NYCLASS STATEMENT ON CITY MOVING CARRIAGE HORSE HACK LINE TO CENTRAL PARK
“For years we have made the case that Central Park is a safer place for New York’s 200-plus carriage horses to work. By moving the hack line by just 100 feet, the City is making life noticeably better for its working horses, and ensuring the entire industry is more humane. Forcing horses out among traffic - on hot pavement - with cars and buses speeding by never made sense, and there’s no reason the most progressive city in the world should tolerate it for a single day longer. Moving the hack line will also help ease congestion along Central Park South and surrounding streets, as well as making it safer for pedestrians, bikers, and horses who are too often placed in danger due to oncoming traffic. Cities nationally and internationally are rethinking how they handle the carriage industry. That will continue in the coming years until this is a safer, more humane industry. Today is a major step towards that goal.”

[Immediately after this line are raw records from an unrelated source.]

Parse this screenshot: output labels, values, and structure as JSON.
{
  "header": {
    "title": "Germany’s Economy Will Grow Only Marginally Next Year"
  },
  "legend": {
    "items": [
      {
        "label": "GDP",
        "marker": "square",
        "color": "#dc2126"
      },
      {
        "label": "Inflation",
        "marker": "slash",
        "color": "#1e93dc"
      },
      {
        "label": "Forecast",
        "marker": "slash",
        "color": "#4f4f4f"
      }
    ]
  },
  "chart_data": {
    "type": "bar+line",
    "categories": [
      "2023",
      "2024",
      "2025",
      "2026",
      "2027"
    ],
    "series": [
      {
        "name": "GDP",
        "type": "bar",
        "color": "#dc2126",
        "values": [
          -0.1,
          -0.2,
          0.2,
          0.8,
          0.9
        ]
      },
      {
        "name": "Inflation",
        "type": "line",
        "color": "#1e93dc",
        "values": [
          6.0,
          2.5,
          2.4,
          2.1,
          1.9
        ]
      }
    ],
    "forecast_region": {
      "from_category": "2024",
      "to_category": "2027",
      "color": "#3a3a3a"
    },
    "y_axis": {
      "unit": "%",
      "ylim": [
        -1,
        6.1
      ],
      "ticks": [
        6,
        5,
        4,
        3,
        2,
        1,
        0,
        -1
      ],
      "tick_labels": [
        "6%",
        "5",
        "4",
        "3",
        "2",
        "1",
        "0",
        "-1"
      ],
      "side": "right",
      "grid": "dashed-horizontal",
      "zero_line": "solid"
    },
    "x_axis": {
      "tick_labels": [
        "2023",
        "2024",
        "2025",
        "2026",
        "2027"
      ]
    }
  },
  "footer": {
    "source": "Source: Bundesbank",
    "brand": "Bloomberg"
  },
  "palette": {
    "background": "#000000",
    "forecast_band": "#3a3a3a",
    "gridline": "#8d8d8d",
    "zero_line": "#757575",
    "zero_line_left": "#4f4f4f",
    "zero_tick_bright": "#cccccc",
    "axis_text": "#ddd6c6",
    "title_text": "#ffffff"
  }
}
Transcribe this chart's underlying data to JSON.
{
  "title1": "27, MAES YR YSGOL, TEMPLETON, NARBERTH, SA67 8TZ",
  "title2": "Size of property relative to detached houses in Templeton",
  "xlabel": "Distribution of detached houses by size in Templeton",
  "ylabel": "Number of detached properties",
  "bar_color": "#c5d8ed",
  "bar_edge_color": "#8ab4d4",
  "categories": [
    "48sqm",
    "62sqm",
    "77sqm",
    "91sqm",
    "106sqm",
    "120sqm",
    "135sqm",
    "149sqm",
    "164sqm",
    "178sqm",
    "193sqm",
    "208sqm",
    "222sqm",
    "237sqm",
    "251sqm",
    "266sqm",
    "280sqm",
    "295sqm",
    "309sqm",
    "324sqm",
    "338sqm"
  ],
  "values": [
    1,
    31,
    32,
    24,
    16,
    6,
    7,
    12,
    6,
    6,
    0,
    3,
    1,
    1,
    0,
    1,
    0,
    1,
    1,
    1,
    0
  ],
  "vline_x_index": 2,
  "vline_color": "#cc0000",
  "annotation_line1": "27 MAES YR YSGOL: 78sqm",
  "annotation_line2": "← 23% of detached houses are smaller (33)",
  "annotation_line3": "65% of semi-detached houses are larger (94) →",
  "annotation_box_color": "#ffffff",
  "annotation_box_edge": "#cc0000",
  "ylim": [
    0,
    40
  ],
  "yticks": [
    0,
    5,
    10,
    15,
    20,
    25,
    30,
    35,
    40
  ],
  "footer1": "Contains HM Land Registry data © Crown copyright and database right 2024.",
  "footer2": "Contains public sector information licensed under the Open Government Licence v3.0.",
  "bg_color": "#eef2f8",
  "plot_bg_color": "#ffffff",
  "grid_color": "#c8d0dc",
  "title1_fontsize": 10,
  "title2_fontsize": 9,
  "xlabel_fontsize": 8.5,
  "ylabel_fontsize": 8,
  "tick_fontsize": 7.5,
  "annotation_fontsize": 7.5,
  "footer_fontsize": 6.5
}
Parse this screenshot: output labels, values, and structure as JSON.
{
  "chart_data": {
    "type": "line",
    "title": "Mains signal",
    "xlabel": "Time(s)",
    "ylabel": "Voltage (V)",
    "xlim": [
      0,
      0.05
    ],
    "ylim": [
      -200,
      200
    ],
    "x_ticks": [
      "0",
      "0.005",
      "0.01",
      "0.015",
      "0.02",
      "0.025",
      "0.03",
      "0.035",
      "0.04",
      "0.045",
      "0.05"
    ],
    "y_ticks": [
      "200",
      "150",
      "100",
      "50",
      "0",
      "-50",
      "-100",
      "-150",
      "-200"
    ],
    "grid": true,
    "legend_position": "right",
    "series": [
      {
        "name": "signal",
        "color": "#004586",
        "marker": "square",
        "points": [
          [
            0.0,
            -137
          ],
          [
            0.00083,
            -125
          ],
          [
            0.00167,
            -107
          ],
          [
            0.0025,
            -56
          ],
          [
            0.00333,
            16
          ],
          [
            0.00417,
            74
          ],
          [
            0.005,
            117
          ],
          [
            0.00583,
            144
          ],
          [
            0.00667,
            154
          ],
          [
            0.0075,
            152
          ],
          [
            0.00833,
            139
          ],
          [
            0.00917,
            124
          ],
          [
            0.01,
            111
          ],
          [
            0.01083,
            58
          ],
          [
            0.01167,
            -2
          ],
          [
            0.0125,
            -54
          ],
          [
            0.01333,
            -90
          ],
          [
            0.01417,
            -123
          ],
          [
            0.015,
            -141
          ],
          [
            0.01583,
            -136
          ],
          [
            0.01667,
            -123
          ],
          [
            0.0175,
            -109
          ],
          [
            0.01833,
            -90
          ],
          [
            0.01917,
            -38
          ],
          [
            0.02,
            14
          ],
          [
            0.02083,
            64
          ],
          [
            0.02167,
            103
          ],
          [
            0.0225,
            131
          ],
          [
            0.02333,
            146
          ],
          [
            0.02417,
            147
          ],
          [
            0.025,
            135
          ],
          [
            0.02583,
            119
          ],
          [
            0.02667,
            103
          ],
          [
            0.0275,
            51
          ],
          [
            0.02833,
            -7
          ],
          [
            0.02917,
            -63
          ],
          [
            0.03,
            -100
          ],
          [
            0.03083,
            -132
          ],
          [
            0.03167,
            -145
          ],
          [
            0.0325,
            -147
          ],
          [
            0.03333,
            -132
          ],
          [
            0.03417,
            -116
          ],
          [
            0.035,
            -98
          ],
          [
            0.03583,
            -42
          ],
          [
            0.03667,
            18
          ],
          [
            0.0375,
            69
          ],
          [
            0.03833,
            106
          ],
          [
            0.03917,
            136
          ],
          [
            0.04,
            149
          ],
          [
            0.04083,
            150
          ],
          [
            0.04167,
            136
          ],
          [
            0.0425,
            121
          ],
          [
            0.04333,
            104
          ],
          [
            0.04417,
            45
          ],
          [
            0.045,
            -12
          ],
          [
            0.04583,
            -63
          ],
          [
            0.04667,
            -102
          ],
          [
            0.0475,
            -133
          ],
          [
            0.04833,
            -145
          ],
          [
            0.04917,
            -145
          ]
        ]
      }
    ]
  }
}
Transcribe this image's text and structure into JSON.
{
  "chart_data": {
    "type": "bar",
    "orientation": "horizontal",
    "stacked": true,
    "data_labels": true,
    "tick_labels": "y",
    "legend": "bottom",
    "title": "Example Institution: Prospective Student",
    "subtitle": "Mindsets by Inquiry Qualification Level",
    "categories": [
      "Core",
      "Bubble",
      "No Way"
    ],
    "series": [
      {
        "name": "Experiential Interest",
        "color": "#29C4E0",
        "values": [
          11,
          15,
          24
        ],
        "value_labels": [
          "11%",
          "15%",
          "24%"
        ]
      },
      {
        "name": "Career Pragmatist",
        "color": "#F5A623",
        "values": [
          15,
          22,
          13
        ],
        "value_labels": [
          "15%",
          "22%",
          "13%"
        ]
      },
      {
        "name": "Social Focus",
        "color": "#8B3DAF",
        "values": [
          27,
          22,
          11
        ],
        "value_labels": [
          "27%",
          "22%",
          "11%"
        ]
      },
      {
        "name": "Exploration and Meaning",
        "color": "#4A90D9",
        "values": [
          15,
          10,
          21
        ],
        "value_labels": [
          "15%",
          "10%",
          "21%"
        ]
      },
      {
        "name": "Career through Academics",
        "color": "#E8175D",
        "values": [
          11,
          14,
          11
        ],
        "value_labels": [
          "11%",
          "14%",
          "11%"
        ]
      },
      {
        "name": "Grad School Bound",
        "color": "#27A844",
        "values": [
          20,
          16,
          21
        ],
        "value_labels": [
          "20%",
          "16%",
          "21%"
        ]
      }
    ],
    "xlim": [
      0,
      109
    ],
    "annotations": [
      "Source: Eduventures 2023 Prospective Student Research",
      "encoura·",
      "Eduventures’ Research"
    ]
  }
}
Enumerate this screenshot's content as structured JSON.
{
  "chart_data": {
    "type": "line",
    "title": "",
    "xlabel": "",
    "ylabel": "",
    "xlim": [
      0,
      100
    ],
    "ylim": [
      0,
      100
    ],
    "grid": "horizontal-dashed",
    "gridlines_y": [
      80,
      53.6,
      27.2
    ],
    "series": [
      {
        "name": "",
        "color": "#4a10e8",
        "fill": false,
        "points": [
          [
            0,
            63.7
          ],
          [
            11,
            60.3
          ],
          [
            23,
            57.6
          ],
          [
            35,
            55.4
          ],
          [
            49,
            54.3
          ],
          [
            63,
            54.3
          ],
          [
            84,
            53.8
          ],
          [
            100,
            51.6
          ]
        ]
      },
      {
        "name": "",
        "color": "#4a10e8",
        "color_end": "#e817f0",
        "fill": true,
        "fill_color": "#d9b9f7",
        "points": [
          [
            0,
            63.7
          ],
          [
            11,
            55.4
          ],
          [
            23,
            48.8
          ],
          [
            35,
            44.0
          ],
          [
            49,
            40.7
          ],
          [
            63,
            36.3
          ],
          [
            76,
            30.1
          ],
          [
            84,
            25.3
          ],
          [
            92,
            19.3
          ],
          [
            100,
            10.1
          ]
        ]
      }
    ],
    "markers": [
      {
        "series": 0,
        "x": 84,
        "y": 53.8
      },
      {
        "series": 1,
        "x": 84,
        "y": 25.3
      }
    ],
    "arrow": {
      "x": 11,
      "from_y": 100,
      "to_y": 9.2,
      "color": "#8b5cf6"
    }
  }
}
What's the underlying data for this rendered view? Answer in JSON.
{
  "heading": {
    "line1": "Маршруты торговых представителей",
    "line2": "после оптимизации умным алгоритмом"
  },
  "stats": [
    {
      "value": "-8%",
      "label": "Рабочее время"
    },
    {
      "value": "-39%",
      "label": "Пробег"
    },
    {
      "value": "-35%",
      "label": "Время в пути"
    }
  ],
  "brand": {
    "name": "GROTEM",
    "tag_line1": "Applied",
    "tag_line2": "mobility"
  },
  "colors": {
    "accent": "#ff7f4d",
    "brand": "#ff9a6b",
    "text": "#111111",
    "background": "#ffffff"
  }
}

“And so we are grateful that Mayor de Blasio and the Department of Health and Mental Hygiene have taken the appropriate steps to start moving all carriage horse rides into the park. There is more work to be done, like ending slaughter after retirement, creating a mandatory retirement closer to that of the NYPD mounted unit, and factoring the heat index on hot days instead of relying on pure temperature. But today represents real progress, and we thank the Mayor and everyone who played a role.”
-Steve Nislick, Wendy Neu, Edita Birnkrant, and the NYCLASS team.